There is more but look at how these two simple goals, which were met by desktop software 40 years ago, are enough to bring modern tooling to its knees. Form-based saas violates both of these so thoroughly and so deeply that there is no coming back.
Thankfully React’s design is simple and solid enough that I should have no trouble replicating it, so the frontend is easy. The database is… a bit harder, but I’m making real progress! A new stack will rise.
How exactly do you quantify “too long” vs “too short”? 42? “too mixed” or “not mixed enough?”
Some of these things you can make quantifiable if you decide you don’t care that much, and just let credo enforce it. But others, mixing concerns I think is a good example, is going to be a matter of taste that nonetheless needs everyone to put care into and discuss with an open mind.
That’s why I said “mostly”. I can’t quite quantify them to formulae and recipes. Yet.
They are guidelines to strive towards. I wish I had more free time. Sigh.
I suppose I have a problem with the word “taste” in particular. Like @garrison said, we can see something is not quite right and we can make it better. But we can’t quite say what exactly is wrong. That however does not make it a matter of taste, IMO. It makes it an active area of research that is still ongoing.
There is a lot going on here, lol.
While unfortunately generally very unpopular, my answer is always pair programming.
For code style, when you’re writing code together all day long you just being to natural adopt the same style as your team-mates and you can hold each other accountable for things like random acronyms as variable.
As far as the topic developers stagnating which I haven’t commented on yet and won’t bother diving into, it completely eliminates the idea of “junior work,” which means you don’t have to stay away from patterns that “will be difficult to juniors or people new to the language to understand.” Grab a junior as a pair and work on something easy, then work on something really hard. Very, very quickly they will no longer be junior.
I think the lion’s share of my woes with Elixir would be solved if Elixir made it possible to mark functions as effectful, and calling those functions was only syntactically valid on their own line or at the very end of a pipeline. It’s a silly dream, though ![]()

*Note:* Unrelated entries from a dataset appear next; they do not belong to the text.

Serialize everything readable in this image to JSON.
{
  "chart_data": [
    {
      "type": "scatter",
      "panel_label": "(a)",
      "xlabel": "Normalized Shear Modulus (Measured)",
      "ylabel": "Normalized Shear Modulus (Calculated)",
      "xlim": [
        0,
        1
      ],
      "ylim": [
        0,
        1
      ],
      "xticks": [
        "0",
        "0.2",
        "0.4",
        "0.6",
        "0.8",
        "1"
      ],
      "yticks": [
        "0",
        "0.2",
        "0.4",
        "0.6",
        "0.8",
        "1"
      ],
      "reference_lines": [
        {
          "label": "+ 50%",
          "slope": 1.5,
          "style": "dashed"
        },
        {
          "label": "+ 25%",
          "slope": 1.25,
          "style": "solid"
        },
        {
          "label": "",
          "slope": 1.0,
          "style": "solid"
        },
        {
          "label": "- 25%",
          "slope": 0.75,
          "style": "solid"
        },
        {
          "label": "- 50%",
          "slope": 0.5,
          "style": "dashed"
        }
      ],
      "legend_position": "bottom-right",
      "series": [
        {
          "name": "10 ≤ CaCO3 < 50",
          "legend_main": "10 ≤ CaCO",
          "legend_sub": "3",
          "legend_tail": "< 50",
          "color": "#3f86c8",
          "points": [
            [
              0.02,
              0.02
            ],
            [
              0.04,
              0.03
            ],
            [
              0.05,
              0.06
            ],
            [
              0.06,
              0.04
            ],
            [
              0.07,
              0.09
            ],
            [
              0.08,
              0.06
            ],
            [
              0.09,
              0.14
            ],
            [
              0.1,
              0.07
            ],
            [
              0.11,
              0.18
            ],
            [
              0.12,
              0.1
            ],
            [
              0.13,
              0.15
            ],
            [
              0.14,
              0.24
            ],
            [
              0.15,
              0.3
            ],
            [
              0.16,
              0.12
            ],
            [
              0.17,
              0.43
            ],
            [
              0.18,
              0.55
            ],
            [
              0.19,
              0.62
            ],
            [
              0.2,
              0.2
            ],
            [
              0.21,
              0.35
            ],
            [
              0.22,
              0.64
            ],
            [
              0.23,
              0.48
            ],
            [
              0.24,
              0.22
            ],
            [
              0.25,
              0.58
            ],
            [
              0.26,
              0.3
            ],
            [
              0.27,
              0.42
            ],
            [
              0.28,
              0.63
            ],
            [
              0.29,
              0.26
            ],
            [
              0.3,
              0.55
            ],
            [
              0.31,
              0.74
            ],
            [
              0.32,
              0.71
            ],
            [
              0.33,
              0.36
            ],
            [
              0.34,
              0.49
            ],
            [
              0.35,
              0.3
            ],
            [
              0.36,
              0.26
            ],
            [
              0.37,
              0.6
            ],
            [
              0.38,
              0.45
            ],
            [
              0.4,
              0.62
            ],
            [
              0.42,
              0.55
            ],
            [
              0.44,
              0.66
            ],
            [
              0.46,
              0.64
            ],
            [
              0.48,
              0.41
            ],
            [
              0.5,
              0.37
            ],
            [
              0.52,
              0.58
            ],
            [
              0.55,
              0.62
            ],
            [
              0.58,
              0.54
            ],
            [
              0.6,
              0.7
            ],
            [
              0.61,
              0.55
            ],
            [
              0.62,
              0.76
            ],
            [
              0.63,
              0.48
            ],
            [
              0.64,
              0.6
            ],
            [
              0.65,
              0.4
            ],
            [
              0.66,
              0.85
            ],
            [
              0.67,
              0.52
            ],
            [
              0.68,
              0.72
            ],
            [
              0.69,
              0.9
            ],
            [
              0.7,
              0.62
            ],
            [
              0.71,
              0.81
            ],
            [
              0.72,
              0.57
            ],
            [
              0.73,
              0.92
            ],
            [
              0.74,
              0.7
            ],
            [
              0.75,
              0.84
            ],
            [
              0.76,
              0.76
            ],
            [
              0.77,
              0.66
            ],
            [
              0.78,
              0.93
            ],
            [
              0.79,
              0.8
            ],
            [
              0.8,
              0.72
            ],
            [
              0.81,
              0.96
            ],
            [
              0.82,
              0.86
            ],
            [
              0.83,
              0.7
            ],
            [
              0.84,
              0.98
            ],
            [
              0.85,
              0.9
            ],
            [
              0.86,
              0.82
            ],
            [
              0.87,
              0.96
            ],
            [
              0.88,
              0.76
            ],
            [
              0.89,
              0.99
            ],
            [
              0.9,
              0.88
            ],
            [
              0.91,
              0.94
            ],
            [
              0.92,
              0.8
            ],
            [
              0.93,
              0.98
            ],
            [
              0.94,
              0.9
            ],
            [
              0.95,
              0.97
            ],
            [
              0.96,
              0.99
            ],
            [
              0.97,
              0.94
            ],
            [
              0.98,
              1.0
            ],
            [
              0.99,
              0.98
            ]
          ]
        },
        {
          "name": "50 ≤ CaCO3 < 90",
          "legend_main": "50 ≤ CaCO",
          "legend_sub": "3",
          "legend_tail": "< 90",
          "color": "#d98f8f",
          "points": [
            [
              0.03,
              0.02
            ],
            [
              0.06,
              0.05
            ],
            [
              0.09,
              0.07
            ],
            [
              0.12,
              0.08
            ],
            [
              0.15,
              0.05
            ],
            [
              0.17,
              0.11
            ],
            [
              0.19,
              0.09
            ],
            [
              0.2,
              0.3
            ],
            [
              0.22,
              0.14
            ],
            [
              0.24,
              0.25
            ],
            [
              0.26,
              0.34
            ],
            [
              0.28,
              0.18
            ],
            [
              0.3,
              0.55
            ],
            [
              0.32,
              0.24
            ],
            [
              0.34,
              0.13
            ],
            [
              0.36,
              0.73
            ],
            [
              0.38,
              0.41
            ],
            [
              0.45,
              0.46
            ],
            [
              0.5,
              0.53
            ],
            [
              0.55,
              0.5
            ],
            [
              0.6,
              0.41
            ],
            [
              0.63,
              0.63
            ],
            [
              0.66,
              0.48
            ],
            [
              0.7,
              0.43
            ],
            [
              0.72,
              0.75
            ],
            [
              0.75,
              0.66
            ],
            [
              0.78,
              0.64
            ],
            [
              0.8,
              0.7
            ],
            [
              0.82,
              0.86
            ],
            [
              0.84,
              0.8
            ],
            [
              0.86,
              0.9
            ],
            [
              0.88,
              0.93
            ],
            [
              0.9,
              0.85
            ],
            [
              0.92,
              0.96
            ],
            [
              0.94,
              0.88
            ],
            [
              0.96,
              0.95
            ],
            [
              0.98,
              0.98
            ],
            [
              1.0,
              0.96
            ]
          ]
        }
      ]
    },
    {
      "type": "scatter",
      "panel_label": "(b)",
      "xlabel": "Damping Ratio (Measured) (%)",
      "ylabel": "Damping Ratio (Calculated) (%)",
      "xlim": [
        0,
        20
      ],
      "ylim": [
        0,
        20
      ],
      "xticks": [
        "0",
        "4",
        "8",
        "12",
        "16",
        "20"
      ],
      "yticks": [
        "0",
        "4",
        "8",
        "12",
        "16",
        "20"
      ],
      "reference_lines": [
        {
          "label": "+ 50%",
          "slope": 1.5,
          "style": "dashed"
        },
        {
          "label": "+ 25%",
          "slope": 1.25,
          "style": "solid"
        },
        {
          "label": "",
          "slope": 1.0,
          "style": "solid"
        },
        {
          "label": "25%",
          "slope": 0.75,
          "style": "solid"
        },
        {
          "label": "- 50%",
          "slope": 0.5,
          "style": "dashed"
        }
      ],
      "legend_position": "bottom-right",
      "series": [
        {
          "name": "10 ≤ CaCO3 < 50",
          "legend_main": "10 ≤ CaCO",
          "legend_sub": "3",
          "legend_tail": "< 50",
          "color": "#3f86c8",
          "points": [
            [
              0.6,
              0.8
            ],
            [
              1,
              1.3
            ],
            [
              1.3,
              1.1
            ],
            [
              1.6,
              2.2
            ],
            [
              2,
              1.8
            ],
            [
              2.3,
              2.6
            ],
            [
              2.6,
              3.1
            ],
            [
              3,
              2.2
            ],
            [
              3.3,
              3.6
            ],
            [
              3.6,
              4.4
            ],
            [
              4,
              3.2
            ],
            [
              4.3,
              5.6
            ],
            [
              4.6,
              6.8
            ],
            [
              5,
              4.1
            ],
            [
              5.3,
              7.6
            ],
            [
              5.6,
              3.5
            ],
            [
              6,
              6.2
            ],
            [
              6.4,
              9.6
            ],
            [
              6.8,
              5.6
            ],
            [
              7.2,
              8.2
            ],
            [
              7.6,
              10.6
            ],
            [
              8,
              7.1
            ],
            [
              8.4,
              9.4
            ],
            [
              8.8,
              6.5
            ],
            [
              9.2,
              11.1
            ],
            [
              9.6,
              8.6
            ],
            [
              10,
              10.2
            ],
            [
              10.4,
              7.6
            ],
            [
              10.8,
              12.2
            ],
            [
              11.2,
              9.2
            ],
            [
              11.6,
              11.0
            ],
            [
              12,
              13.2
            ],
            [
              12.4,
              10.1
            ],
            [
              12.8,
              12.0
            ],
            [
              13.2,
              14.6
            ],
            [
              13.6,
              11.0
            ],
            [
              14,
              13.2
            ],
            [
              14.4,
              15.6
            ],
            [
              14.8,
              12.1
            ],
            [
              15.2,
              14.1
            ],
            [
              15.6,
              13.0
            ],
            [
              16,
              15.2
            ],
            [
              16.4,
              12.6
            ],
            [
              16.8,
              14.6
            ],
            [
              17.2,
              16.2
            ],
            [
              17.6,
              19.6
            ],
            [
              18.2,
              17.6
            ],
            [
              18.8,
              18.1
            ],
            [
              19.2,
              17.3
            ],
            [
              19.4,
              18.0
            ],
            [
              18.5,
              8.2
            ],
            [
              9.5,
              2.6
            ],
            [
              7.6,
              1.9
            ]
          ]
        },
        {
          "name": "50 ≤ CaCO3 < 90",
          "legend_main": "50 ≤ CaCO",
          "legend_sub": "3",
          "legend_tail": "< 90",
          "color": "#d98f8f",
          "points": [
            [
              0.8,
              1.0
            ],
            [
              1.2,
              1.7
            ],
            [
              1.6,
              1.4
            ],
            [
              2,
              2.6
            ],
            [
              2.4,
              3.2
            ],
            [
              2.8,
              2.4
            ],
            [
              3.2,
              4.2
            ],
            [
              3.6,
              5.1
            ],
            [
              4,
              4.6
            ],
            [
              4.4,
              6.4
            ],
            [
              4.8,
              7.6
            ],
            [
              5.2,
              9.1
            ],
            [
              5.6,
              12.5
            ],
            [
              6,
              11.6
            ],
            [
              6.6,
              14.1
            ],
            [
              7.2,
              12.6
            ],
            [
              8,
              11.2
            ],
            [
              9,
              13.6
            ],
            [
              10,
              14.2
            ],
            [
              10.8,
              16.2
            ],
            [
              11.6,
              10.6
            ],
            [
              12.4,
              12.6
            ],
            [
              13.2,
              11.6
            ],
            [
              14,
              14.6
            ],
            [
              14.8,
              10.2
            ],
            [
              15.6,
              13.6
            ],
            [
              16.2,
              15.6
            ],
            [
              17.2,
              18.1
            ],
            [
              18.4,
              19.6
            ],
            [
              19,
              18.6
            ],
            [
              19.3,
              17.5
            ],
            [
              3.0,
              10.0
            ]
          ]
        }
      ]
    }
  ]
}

I am ashamed to admit I did not like this for most of my career but started practicing it in the last 2-3 years and love it a lot. How stupid I was. But hey, character development!
As I keep developing as a programmer, this became my chief grief with all languages that don’t have it. I’ll start looking for ways to home-grow it in my projects.
I certainly agree this is sort of an unfortunate example because the writing here is kind of, a bit much. But if you read the actual principles they follow you can see they are only really trying to enforce some only moderately strict rules, honestly, a lot of which can be quantified. I do agree with @garrison that it’s sad that the general state of development is so poor that having principles at all beyond mere formatting rules is something that is worth bragging about. Although I have my own ideas about the reason for that which have little or nothing to do with the opinions of individual developers or even teams.
That’s why I like the article.
Or they are genius but are pretentious pricks. ![]()
Having worked with both pretentious pricks and people who seem annoyed at even being asked to care, I’ll take the pretension every time (partially because being pretty pretentious myself I try to forgive it in others).
False dichotomy, why not humble geniuses?
But we started severely digressing. Sorry.